My current annual price is closer to $1 a week. I don’t like to talk about business here, but I wanted you to have more transparency into how I’m trying to run AI Supremacy, my flagship publication and actually for you to have a bigger say! Now let’s get into the article of the day:
Google built an AI model for understanding dolphins
Google’s AI research lab, Google DeepMind, says that it has created an AI model that can help decipher dolphin vocalizations, supporting research efforts to better understand how dolphins communicate.
As of mid April, 2025 DolphinGemma is in its early stages.
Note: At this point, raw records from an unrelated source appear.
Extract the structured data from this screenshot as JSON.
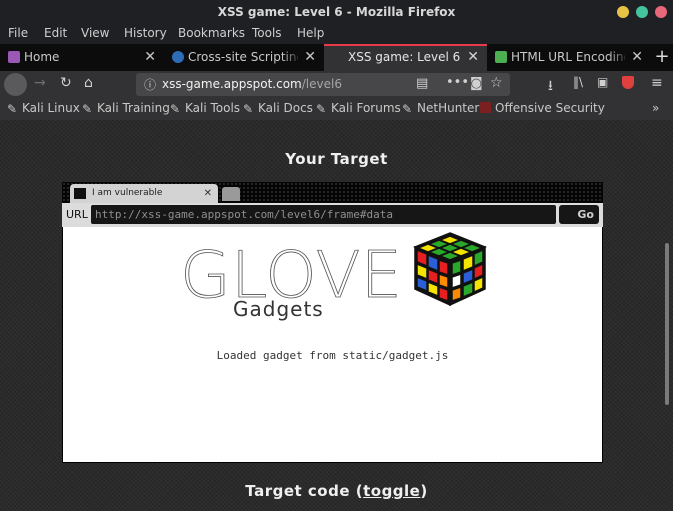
{
  "window": {
    "title": "XSS game: Level 6 - Mozilla Firefox"
  },
  "menu": [
    "File",
    "Edit",
    "View",
    "History",
    "Bookmarks",
    "Tools",
    "Help"
  ],
  "tabs": [
    {
      "label": "Home",
      "icon": "purple-page-icon",
      "color": "#9b59b6"
    },
    {
      "label": "Cross-site Scripting (X",
      "icon": "globe-icon",
      "color": "#2d6db5"
    },
    {
      "label": "XSS game: Level 6",
      "active": true
    },
    {
      "label": "HTML URL Encoding R",
      "icon": "green-code-icon",
      "color": "#4caf50"
    }
  ],
  "url": {
    "host": "xss-game.appspot.com",
    "path": "/level6"
  },
  "bookmarks": [
    "Kali Linux",
    "Kali Training",
    "Kali Tools",
    "Kali Docs",
    "Kali Forums",
    "NetHunter",
    "Offensive Security"
  ],
  "page": {
    "heading": "Your Target",
    "code_heading_prefix": "Target code (",
    "code_toggle": "toggle",
    "code_heading_suffix": ")"
  },
  "frame": {
    "tab_label": "I am vulnerable",
    "url_label": "URL",
    "url_value": "http://xss-game.appspot.com/level6/frame#data",
    "go_label": "Go",
    "brand_main": "GLOVE",
    "brand_sub": "Gadgets",
    "status": "Loaded gadget from static/gadget.js"
  }
}
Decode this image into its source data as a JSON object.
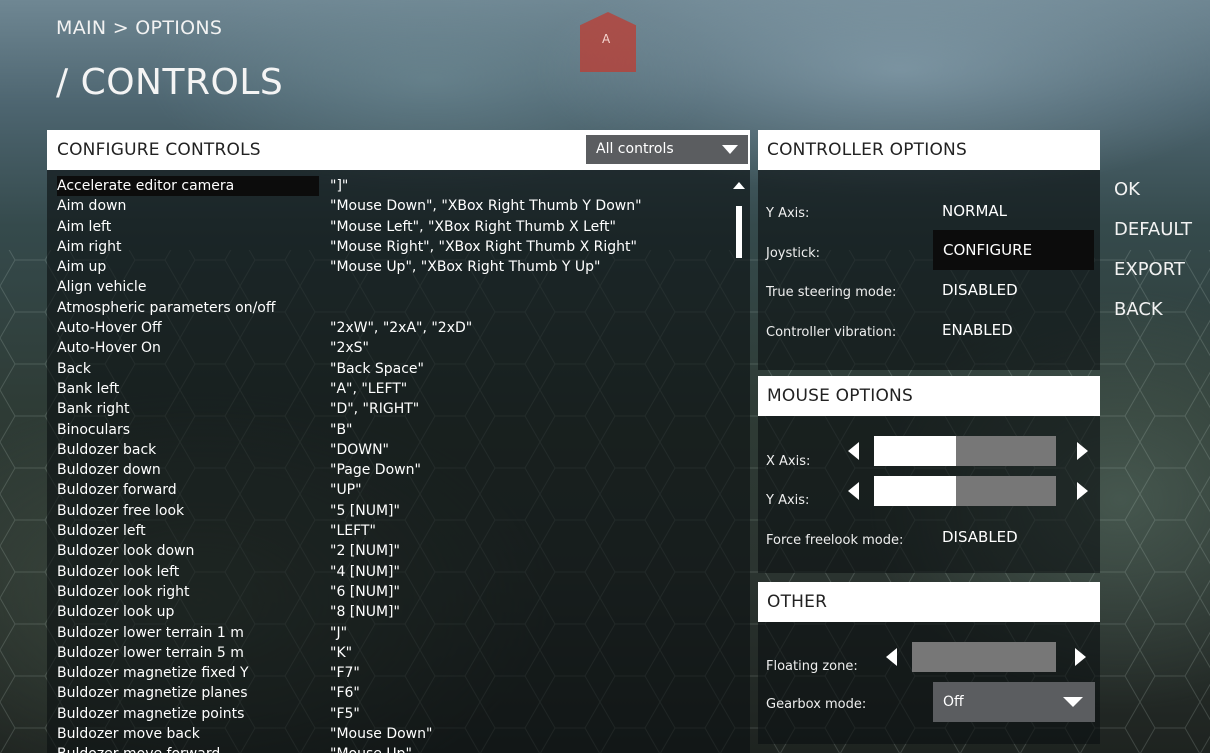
{
  "header": {
    "breadcrumb": "MAIN > OPTIONS",
    "title": "/ CONTROLS"
  },
  "map_marker": {
    "label": "A"
  },
  "configure_controls": {
    "title": "CONFIGURE CONTROLS",
    "filter": {
      "selected": "All controls"
    },
    "rows": [
      {
        "name": "Accelerate editor camera",
        "binding": "\"]\""
      },
      {
        "name": "Aim down",
        "binding": "\"Mouse Down\", \"XBox Right Thumb Y Down\""
      },
      {
        "name": "Aim left",
        "binding": "\"Mouse Left\", \"XBox Right Thumb X Left\""
      },
      {
        "name": "Aim right",
        "binding": "\"Mouse Right\", \"XBox Right Thumb X Right\""
      },
      {
        "name": "Aim up",
        "binding": "\"Mouse Up\", \"XBox Right Thumb Y Up\""
      },
      {
        "name": "Align vehicle",
        "binding": ""
      },
      {
        "name": "Atmospheric parameters on/off",
        "binding": ""
      },
      {
        "name": "Auto-Hover Off",
        "binding": "\"2xW\", \"2xA\", \"2xD\""
      },
      {
        "name": "Auto-Hover On",
        "binding": "\"2xS\""
      },
      {
        "name": "Back",
        "binding": "\"Back Space\""
      },
      {
        "name": "Bank left",
        "binding": "\"A\", \"LEFT\""
      },
      {
        "name": "Bank right",
        "binding": "\"D\", \"RIGHT\""
      },
      {
        "name": "Binoculars",
        "binding": "\"B\""
      },
      {
        "name": "Buldozer back",
        "binding": "\"DOWN\""
      },
      {
        "name": "Buldozer down",
        "binding": "\"Page Down\""
      },
      {
        "name": "Buldozer forward",
        "binding": "\"UP\""
      },
      {
        "name": "Buldozer free look",
        "binding": "\"5 [NUM]\""
      },
      {
        "name": "Buldozer left",
        "binding": "\"LEFT\""
      },
      {
        "name": "Buldozer look down",
        "binding": "\"2 [NUM]\""
      },
      {
        "name": "Buldozer look left",
        "binding": "\"4 [NUM]\""
      },
      {
        "name": "Buldozer look right",
        "binding": "\"6 [NUM]\""
      },
      {
        "name": "Buldozer look up",
        "binding": "\"8 [NUM]\""
      },
      {
        "name": "Buldozer lower terrain 1 m",
        "binding": "\"J\""
      },
      {
        "name": "Buldozer lower terrain 5 m",
        "binding": "\"K\""
      },
      {
        "name": "Buldozer magnetize fixed Y",
        "binding": "\"F7\""
      },
      {
        "name": "Buldozer magnetize planes",
        "binding": "\"F6\""
      },
      {
        "name": "Buldozer magnetize points",
        "binding": "\"F5\""
      },
      {
        "name": "Buldozer move back",
        "binding": "\"Mouse Down\""
      },
      {
        "name": "Buldozer move forward",
        "binding": "\"Mouse Up\""
      }
    ]
  },
  "controller_options": {
    "title": "CONTROLLER OPTIONS",
    "y_axis": {
      "label": "Y Axis:",
      "value": "NORMAL"
    },
    "joystick": {
      "label": "Joystick:",
      "value": "CONFIGURE"
    },
    "true_steering": {
      "label": "True steering mode:",
      "value": "DISABLED"
    },
    "vibration": {
      "label": "Controller vibration:",
      "value": "ENABLED"
    }
  },
  "mouse_options": {
    "title": "MOUSE OPTIONS",
    "x_axis": {
      "label": "X Axis:",
      "level": 0.45
    },
    "y_axis": {
      "label": "Y Axis:",
      "level": 0.45
    },
    "force_freelook": {
      "label": "Force freelook mode:",
      "value": "DISABLED"
    }
  },
  "other": {
    "title": "OTHER",
    "floating_zone": {
      "label": "Floating zone:",
      "level": 0.0
    },
    "gearbox": {
      "label": "Gearbox mode:",
      "value": "Off"
    }
  },
  "side_menu": [
    "OK",
    "DEFAULT",
    "EXPORT",
    "BACK"
  ]
}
DolphinGemma is a large language model developed by Google, is helping scientists study how dolphins communicate — and hopefully find out what they're saying, too.
It’s pretty incredible.
Generating sound programmatically requires a human to write code, but LLMs create instructions for making new sounds independently, based on what they’ve learned from data.
The model, created in partnership with Georgia Tech and the Wild Dolphin Project (WDP), learns the structure of dolphins’ vocalizations and can generate dolphin-like sound sequences
Mothers and calves, for example, use distinct signature whistles—unique names—to call out to each other.
Can AI help us decipher Animal language?
For decades, understanding the clicks, whistles and burst pulses of dolphins has been a scientific frontier. What if we could not only listen to dolphins, but also understand the patterns of their complex communication well enough to generate realistic responses?
Using AI is also being used to help us understand the lingo of Whales, for example.
The Wild Dolphin Project (WDP) has been Key
DolphinGemma leverages decades of meticulously labeled audio and video data collected by WDP since 1985. The Wild Dolphin Project (WDP), is a nonprofit that studies Atlantic spotted dolphins and their behaviors. Built on Google’s open Gemma series of models, DolphinGemma, which can generate “dolphin-like” sound sequences, is efficient enough to run on phones, Google says.
This summer, WDP plans to use Google’s Pixel 9 smartphone to power a platform that can create “synthetic dolphin vocalizations” and listen to dolphin sounds for a matching “reply.” WDP previously was using the Pixel 6 to conduct this work, Google says, and upgrading to the Pixel 9 will enable researchers at the organization to run AI models and template-matching algorithms at the same time, according to Google. So DeepMind is doing PR here for Google Pixel smart phone sales as well.
Dolphin sounds fall into a few specific categories, such as whistles, squawks, and clicking buzzes, each linked to a different context and behavior. By analyzing these sounds, researchers can detect patterns and structure, just like human language.
Whittles
Squawks
Clicking buzzes
By blending decades of marine biology with machine learning, Google has developed an AI that talks to dolphins—or at least starts to understand and mimic their remarkably complex vocalizations.
Just like I’ve reported before in AI’s usage in astronomy, AI can literally help us understand the universe better. We still know so little about the oceans.